Pelhamwood Assn., Friends of Residential Pelham battle apartment building proposed for Community Church property


Artist’s rendering of apartment building (rear) and renovated Community Church of the Pelhams proposed by the developer and the church. View is looking east on Washington Avenue.

The Pelhamwood Association and a new group called the Friends of Residential Pelham are campaigning against a five-story apartment building proposed for the parking lot of the Community Church of the Pelhams.

The Friends of Residential Pelham issued a letter explaining the group’s grievances with the project that has already collected the signatures of 400 residents. “We, the undersigned, are writing to object, in the strongest terms, to the plan to rezone 448 Washington Ave., the Community Church of the Pelhams property in the residential neighborhood of Pelhamwood,” said the document.

Developer Soren R.E. LLC has proposed the construction of the apartment building along with coworking space next to the Community Church, while also promising to provide the the 100-year-old church with a “seven-figure” renovation it requires. Former Pelham Mayor Michael Volpe is a principal in Soren R.E.

Daniel Bollin, president of the Pelhamwood Association, said, Soren R.E. “proposes that we change zoning on a parcel of land that sits squarely on a residential area. A change like this would be unprecedented in our village and runs counter to the village’s comprehensive plan.”

“The developers want to take a big step to rezone this property in an extreme way,” he said. “It’s a big deal. Something like this should be initiated by the village government and the community, not a single developer who wants to make money. This isn’t a Pelhamwood issue—this is a town issue.”

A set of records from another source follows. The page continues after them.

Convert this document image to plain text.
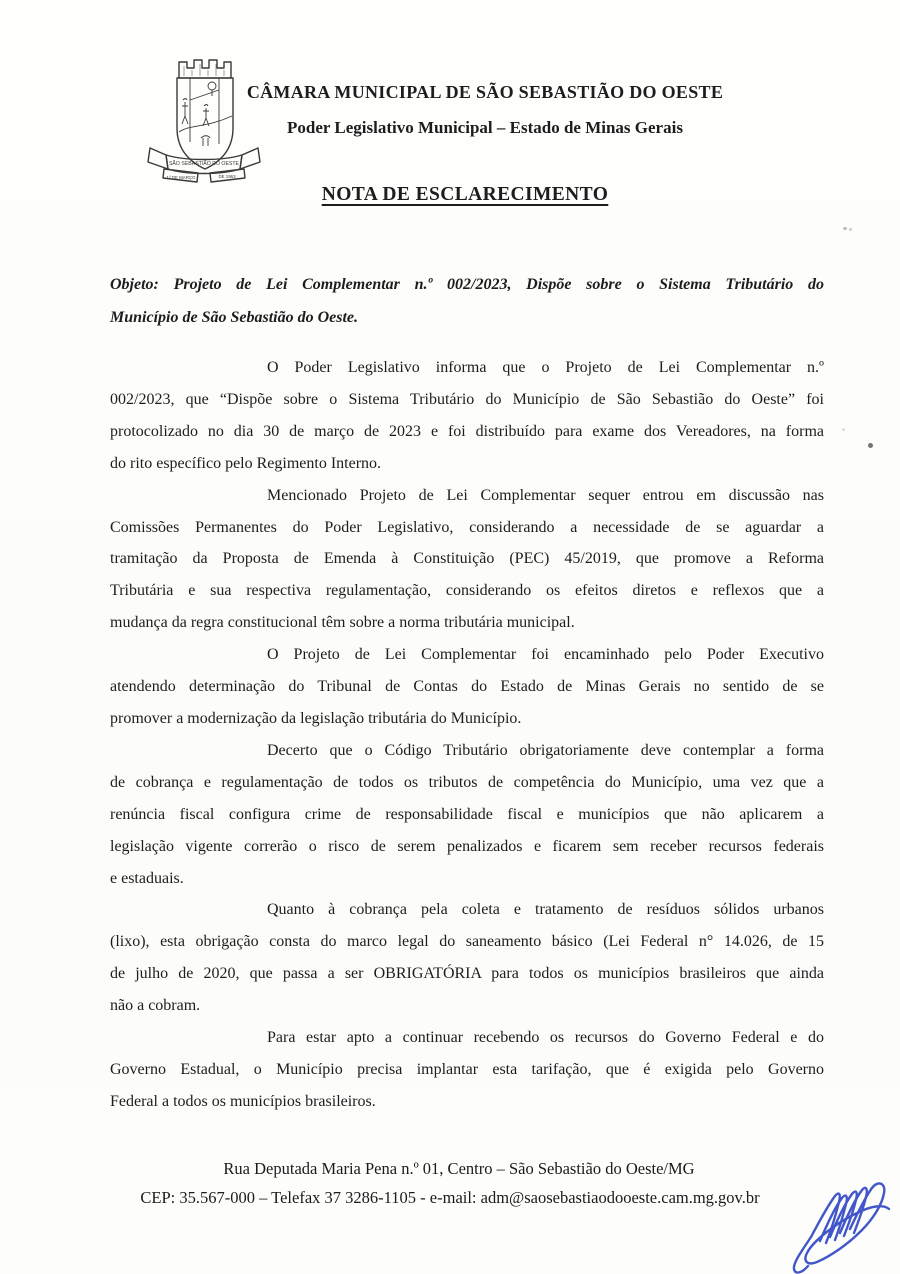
SÃO SEBASTIÃO DO OESTE
1º DE MARÇO	DE 1963
CÂMARA MUNICIPAL DE SÃO SEBASTIÃO DO OESTE
Poder Legislativo Municipal – Estado de Minas Gerais
NOTA DE ESCLARECIMENTO
Objeto: Projeto de Lei Complementar n.º 002/2023, Dispõe sobre o Sistema Tributário do
Município de São Sebastião do Oeste.
O Poder Legislativo informa que o Projeto de Lei Complementar n.º
002/2023, que “Dispõe sobre o Sistema Tributário do Município de São Sebastião do Oeste” foi
protocolizado no dia 30 de março de 2023 e foi distribuído para exame dos Vereadores, na forma
do rito específico pelo Regimento Interno.
Mencionado Projeto de Lei Complementar sequer entrou em discussão nas
Comissões Permanentes do Poder Legislativo, considerando a necessidade de se aguardar a
tramitação da Proposta de Emenda à Constituição (PEC) 45/2019, que promove a Reforma
Tributária e sua respectiva regulamentação, considerando os efeitos diretos e reflexos que a
mudança da regra constitucional têm sobre a norma tributária municipal.
O Projeto de Lei Complementar foi encaminhado pelo Poder Executivo
atendendo determinação do Tribunal de Contas do Estado de Minas Gerais no sentido de se
promover a modernização da legislação tributária do Município.
Decerto que o Código Tributário obrigatoriamente deve contemplar a forma
de cobrança e regulamentação de todos os tributos de competência do Município, uma vez que a
renúncia fiscal configura crime de responsabilidade fiscal e municípios que não aplicarem a
legislação vigente correrão o risco de serem penalizados e ficarem sem receber recursos federais
e estaduais.
Quanto à cobrança pela coleta e tratamento de resíduos sólidos urbanos
(lixo), esta obrigação consta do marco legal do saneamento básico (Lei Federal n° 14.026, de 15
de julho de 2020, que passa a ser OBRIGATÓRIA para todos os municípios brasileiros que ainda
não a cobram.
Para estar apto a continuar recebendo os recursos do Governo Federal e do
Governo Estadual, o Município precisa implantar esta tarifação, que é exigida pelo Governo
Federal a todos os municípios brasileiros.
Rua Deputada Maria Pena n.º 01, Centro – São Sebastião do Oeste/MG
CEP: 35.567-000 – Telefax 37 3286-1105 - e-mail: adm@saosebastiaodooeste.cam.mg.gov.br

David Cooper, partner in Zarin & Steinmetz, which is the law firm representing Soren R.E., said the benefits to the proposal would be twofold. “With this project we have the goal of saving the building and sustaining the church and the uses it provides—daycare, etc.,” Cooper said. “What I think is exciting about this partnership is that we can invest into this church, keeping the church building as it is, upgrading it so it can continue to provide its services to the community and introduce residential units in a good location—a type of new senior housing that the village really needs. This is a great opportunity to both preserve the church and introduce housing that can service the community.”

The apartments would be targeted to a senior population; 80% of its units must be occupied by one resident who is at least 55 years old, according to the proposal. As part of the deal, the church would undergo major renovations, including replacement of the roof, repairs to the storm-damaged basement floor, and upgrades to heating and air conditioning systems and disability access, according to the developer’s filing with the village.

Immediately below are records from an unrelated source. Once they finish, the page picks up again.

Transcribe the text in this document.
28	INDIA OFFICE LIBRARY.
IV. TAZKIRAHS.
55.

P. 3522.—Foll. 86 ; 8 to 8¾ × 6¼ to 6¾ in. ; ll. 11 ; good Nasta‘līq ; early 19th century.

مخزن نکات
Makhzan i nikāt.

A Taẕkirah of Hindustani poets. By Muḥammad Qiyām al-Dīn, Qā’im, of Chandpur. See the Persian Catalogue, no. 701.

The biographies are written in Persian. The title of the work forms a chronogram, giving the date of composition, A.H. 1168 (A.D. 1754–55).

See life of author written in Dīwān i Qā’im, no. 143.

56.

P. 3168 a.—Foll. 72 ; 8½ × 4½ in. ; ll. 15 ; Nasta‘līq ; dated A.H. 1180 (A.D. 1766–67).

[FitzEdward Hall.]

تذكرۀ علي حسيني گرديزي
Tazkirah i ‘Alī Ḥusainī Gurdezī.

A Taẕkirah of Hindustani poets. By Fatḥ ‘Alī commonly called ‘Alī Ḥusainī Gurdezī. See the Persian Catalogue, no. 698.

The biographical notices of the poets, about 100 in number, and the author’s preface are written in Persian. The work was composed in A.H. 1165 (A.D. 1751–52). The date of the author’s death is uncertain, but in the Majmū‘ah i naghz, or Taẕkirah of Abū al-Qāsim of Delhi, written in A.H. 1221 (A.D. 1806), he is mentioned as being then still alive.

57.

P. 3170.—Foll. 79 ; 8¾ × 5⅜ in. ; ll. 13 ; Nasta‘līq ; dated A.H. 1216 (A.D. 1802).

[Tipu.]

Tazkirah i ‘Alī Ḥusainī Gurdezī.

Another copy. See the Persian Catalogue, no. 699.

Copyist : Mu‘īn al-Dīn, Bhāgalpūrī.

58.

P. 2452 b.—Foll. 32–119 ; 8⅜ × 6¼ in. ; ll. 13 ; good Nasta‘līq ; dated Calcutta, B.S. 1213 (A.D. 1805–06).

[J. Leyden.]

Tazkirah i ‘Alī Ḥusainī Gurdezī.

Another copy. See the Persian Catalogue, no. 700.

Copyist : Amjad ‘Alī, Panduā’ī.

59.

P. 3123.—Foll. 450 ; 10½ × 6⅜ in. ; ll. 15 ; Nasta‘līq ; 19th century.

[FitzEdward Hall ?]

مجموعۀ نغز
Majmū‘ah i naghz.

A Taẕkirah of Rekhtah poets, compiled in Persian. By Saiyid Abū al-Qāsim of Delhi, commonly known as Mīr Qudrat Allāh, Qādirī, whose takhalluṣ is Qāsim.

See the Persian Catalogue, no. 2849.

The first step in consideration of the proposal was a review by the Village of Pelham Planning Board Nov. 16. After the planning board has weighed in, the Village of Pelham Board of Trustees would have to vote to amend the zoning ordinance to add the new mixed use (MX) zone proposed by the developers to the ordinance and then rezone the church property, which is currently zoned residential A-2, as are all the properties in surrounding Pelhamwood. The MX zone would allow parcels of 30,000 square feet or larger to combine a house of worship, apartments, offices and child-care services.

Bollin said he understands the need to renovate the church. “Maintaining that church structure is absolutely something that we support fully,” he said. “It’s just the manner in which we go about supporting the building. We have already initiated discussions with the church and members of businesses in Pelham. We are interested in seeing what a more sensible plan should look like. It will take a village to explore a myriad of options.”

Pelhamwood resident Jerry Colkin said he appreciates how the project is “shining light on the rapidly deteriorating conditions of the Community Church.” Another resident, Thomas Fear, reacted similarly, saying, “I, like many of my neighbors, understand that the building is in need of repairs—and has been for over a decade—and that the church’s board is free to do as it sees fit for the benefit of its congregation.” However, Fear added, “The size and scope of this development simply doesn’t keep in the character of Pelhamwood.” 

It’s preservation of character that residents seemed to cite the most, which is something Bollin agrees with. “It’s things like the clock tower and the church that define this neighborhood,” he said. “It would be a shame if any of those things were to be altered.”